No caso de amostras de baixo conteúdo (contendo apenas cerca de 100 ng g-1 MeHg ou menos), após o frasco ter sido deixado esfriar até a temperatura ambiente, o digestivo foi agitado por alguns segundos, e então 5 ml foram pipetados para um frasco de centrifugação de vidro de 6 ml. A solução foi centrifugada durante 15 min a 4100 g e 20 °C. Do sobrenadante, 1 ml foi transferido para um frasco volumétrico de 10 ml e o método de adição padrão foi realizado como descrito acima.
Em ambos os casos, 1 ml das soluções 10 ml diluídas (e perfuradas) foi pipetado em frascos de vidro de 30 ml, cada um contendo 10 ml de um tampão de 1 M, pH = 5 acetato. Nesse momento, uma barra de agitação limpa revestida com PTFE foi colocada dentro do frasco. Finalmente, foi adicionado 1 ml de NaBPh4 a 1% de NaBPh recentemente preparado, e o frasco foi imediatamente selado com uma tampa de rosca equipada com um septo de borracha revestido com PTFE. O frasco foi colocado numa placa agitadora magnética, e durante a agitação vigorosa (700 rpm), foi efectuada a extracção de SPME com headspace. A fibra foi revestida com uma película de 100-μm de poli(dimetilsiloxano) (PDMS). Após a extração, a fibra foi introduzida na porta de entrada aquecida do GC para a dessorção térmica e determinação da pirólise-AFS.

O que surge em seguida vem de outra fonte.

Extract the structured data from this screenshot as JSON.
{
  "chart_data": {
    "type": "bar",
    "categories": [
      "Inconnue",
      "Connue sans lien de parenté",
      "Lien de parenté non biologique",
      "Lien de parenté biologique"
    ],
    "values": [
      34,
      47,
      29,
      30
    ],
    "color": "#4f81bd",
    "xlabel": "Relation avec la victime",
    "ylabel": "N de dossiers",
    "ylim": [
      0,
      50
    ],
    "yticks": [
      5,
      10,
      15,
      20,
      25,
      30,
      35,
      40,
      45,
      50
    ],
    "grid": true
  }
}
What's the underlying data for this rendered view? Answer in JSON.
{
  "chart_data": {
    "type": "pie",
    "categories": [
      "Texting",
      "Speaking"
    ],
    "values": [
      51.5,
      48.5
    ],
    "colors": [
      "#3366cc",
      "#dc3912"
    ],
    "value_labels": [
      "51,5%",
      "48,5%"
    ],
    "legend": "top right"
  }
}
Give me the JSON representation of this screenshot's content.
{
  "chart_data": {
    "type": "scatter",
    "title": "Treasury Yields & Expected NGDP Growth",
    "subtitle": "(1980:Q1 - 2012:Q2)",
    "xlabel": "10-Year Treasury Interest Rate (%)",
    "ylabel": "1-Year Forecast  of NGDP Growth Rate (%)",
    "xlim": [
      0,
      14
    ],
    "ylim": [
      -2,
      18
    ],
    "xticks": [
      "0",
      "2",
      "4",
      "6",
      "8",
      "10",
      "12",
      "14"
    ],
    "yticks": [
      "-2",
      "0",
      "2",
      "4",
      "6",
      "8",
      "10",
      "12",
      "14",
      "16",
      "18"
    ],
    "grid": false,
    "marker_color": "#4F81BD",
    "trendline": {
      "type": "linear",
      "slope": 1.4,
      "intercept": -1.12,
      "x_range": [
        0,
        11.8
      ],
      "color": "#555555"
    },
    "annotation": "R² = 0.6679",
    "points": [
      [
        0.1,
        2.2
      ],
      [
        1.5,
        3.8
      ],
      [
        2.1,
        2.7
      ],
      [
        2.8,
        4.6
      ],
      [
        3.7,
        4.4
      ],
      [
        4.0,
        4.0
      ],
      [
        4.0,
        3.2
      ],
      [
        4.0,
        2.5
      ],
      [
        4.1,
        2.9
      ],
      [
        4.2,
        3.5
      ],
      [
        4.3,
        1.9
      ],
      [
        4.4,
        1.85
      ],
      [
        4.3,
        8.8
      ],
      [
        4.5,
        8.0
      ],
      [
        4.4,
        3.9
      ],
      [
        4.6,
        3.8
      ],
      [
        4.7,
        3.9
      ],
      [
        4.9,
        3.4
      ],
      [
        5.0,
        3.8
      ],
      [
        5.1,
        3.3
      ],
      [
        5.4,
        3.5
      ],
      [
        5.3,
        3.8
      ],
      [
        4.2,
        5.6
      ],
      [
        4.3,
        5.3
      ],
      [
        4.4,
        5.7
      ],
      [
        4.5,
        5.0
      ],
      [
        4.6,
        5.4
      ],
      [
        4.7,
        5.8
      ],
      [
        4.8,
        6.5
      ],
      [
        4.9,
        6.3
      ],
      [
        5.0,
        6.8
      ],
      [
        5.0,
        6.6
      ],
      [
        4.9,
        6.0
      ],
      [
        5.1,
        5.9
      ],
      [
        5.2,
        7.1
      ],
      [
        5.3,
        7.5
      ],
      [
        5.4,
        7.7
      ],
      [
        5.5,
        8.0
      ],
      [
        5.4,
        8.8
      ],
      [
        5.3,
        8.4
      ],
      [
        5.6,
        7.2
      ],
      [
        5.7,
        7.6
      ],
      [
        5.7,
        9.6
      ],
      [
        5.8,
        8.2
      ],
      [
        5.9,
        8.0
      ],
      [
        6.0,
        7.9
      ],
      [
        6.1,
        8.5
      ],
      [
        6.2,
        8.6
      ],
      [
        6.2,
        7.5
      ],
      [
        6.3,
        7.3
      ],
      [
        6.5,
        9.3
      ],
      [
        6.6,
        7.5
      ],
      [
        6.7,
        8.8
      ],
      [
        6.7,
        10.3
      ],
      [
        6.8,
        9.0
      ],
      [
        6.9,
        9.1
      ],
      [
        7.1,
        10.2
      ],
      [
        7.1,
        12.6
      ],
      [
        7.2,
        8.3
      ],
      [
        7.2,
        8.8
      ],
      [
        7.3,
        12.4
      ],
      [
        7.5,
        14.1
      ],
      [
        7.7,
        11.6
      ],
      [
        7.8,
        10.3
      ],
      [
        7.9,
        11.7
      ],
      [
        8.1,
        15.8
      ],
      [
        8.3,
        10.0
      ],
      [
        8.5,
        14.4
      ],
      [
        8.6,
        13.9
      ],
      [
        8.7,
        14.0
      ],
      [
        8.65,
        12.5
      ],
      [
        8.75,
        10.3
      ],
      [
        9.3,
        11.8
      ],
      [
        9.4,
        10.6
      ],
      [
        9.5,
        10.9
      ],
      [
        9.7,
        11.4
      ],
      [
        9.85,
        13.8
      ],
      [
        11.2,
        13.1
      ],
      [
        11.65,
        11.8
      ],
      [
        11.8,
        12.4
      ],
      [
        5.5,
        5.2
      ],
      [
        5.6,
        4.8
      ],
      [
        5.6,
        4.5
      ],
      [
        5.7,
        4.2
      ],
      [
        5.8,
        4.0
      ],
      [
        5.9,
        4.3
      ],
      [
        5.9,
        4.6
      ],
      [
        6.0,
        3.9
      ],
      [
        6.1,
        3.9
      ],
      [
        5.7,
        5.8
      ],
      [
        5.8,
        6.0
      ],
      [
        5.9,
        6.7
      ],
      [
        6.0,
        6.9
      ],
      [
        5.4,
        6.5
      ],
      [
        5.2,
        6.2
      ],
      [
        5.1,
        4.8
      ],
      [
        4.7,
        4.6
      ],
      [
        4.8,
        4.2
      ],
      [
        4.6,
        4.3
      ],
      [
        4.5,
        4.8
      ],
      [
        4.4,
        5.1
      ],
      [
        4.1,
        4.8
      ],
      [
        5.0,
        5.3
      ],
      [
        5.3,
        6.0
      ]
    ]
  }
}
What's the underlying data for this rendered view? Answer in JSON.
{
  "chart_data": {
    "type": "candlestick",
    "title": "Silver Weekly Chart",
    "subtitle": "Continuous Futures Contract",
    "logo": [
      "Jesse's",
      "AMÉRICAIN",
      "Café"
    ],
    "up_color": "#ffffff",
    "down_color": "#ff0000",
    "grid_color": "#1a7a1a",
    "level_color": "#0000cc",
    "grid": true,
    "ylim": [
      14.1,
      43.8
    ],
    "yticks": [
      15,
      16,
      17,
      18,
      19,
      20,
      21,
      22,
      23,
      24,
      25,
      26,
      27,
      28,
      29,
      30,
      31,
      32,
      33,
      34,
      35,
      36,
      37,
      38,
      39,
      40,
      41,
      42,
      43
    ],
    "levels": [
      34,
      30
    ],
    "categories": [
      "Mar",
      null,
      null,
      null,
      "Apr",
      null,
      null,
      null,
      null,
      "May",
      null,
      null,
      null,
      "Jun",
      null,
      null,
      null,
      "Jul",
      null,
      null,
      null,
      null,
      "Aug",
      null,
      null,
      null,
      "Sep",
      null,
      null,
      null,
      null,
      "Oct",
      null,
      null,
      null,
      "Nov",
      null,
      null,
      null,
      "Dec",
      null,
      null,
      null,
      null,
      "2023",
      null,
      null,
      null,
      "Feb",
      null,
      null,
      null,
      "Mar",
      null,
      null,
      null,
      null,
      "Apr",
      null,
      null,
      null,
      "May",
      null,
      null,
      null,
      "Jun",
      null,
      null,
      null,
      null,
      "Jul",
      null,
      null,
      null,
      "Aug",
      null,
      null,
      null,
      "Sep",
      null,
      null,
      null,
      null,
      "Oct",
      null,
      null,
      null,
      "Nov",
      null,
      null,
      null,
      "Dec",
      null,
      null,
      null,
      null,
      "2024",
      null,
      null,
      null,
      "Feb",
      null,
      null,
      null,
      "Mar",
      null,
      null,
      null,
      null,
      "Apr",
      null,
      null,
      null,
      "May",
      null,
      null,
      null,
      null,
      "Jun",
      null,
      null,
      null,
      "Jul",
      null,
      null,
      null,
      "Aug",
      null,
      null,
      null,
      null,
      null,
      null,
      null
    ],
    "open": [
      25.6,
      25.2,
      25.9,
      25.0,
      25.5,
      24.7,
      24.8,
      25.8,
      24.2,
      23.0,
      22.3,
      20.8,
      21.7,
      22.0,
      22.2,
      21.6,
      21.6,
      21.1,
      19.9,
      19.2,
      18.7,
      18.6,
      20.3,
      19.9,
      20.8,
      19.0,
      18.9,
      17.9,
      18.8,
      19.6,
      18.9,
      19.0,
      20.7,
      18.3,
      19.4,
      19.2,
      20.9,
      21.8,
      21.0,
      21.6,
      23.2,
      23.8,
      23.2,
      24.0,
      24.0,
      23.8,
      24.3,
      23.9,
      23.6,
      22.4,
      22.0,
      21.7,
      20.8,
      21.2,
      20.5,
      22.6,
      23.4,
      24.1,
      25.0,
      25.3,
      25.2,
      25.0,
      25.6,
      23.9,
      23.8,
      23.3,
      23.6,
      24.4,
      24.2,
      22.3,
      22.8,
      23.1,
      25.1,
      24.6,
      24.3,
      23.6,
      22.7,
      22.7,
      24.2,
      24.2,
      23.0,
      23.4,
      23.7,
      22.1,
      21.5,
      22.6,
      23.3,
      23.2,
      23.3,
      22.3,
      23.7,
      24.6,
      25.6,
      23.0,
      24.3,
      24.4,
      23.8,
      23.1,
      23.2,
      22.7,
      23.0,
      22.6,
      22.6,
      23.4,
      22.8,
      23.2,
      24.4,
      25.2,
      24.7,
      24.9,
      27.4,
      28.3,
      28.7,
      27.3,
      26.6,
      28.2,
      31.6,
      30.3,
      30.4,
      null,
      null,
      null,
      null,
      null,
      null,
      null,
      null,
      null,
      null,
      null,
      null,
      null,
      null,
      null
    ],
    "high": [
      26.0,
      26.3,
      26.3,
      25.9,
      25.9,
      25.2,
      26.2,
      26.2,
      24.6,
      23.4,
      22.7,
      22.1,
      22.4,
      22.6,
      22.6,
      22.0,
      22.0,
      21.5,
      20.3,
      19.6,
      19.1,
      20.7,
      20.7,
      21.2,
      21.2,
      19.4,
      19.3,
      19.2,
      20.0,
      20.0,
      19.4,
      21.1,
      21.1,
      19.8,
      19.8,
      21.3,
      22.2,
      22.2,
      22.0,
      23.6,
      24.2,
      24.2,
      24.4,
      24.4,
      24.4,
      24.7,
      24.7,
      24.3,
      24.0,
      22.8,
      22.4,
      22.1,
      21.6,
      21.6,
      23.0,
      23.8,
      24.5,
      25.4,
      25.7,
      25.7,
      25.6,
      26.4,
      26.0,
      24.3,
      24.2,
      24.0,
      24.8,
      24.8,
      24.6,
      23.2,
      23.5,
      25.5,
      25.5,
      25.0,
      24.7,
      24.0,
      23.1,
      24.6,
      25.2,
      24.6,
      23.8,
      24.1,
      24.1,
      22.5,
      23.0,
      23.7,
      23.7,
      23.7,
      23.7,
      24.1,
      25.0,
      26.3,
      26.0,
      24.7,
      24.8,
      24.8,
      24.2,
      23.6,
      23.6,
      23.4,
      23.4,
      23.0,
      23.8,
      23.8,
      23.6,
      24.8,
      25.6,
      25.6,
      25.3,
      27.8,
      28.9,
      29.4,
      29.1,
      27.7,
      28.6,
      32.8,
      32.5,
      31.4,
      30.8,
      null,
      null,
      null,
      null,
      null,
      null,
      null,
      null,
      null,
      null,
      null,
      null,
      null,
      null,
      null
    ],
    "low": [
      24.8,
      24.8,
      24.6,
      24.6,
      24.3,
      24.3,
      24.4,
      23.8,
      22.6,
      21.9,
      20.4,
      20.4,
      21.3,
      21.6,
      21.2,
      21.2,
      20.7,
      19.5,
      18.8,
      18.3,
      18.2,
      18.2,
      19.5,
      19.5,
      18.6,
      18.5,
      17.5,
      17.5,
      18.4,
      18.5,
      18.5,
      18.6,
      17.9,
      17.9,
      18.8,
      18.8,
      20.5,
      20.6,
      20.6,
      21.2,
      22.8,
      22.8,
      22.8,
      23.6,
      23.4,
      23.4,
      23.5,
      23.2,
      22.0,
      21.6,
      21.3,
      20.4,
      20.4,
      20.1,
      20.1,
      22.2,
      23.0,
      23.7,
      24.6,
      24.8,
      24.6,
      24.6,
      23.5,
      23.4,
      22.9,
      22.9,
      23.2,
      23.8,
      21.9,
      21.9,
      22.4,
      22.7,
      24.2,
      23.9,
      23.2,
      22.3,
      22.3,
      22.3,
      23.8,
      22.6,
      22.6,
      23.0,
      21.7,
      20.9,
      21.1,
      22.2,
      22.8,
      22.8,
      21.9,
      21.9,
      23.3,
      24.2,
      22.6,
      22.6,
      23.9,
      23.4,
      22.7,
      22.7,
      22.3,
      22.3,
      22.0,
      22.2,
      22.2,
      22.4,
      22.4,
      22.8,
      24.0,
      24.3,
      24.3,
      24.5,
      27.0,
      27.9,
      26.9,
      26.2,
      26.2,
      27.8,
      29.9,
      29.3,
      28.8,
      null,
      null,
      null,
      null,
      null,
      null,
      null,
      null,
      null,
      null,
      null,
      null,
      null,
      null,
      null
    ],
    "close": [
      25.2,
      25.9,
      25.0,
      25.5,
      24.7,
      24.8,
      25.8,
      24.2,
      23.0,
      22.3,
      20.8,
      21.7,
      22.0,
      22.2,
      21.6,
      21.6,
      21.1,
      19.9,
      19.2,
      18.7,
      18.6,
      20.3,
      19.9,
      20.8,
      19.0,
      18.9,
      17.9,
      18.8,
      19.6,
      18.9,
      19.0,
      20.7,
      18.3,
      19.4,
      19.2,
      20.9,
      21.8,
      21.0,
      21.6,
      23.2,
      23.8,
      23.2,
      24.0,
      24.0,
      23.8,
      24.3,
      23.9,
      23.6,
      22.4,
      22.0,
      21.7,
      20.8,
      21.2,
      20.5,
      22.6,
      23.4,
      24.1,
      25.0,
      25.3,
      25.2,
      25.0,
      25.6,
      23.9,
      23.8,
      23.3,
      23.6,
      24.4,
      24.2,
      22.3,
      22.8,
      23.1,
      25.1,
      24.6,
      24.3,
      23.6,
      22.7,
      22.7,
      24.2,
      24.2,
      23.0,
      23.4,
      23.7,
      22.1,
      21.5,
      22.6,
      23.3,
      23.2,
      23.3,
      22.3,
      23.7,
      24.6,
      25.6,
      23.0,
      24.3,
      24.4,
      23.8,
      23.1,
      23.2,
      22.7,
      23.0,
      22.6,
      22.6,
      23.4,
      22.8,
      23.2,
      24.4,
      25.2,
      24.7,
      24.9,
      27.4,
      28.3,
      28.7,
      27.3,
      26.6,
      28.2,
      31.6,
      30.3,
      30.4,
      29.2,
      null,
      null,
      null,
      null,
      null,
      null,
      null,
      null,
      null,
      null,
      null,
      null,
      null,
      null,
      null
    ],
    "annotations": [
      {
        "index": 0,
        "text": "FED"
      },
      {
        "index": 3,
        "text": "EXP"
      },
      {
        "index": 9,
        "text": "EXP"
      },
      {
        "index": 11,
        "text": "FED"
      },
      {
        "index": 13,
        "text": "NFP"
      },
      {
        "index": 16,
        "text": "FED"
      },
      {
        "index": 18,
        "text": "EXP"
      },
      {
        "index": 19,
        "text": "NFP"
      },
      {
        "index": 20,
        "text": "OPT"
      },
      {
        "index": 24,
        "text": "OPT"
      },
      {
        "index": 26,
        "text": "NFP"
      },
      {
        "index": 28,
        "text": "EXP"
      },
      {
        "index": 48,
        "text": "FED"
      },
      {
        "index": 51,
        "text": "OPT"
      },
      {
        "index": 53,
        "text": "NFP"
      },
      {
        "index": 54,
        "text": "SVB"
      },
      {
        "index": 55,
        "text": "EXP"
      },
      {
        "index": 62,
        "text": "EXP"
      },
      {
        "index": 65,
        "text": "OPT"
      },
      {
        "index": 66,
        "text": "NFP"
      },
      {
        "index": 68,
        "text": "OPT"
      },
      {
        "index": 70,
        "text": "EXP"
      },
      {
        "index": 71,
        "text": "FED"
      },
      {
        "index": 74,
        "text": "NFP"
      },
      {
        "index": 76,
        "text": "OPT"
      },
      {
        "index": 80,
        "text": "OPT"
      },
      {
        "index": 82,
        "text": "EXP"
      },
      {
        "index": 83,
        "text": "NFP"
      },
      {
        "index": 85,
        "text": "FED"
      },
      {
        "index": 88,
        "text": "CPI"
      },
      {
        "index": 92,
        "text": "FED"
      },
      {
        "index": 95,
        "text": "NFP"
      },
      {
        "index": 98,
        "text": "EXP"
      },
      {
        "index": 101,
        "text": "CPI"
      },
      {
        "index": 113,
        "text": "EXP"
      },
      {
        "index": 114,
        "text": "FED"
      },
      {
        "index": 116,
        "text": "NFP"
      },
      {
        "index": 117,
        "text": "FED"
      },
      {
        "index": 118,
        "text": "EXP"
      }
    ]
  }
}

O conteúdo total de Hg das amostras foi determinado com o mercúrio direto usando 100 mg de amostra sólida e calibração externa.49
Outra técnica para a determinação do metilmercúrio em tecido de peixe que consiste no sistema GC-ICP-MS com uma técnica SPME (PDMS) para a extração do analito foi proposta.41
Preparação da amostra: 0,25 g de amostra com uma quantidade apropriada de MM198 Hg spike enriquecido e 20 ml de solução metanólica KOH 25% (m/v) foram agitados durante 5 h e depois armazenados a 4 °C até à análise. Foram preparadas seis amostras de calibração de diluição isotópica inversa para quantificar a concentração do espigão de MM198 Hg enriquecido. Um volume de 0,200 ml de solução de MM198 Hg spike enriquecida e 0,240 ml de 2,042 μg ml-1 (ou 1,993 mg ml-1) de abundância natural de solução mmHg foram pipetados com precisão para um frasco e diluídos com metanol para 10 ml. Para o preparo da amostra de headspace SPME, apenas um volume de 100 ml de amostra de calibração de diluição isotópica de 100 ml (devido à alta sensibilidade do SPME GC-ICP-MS) foi transferido para um frasco de vidro de 50 ml para quantização.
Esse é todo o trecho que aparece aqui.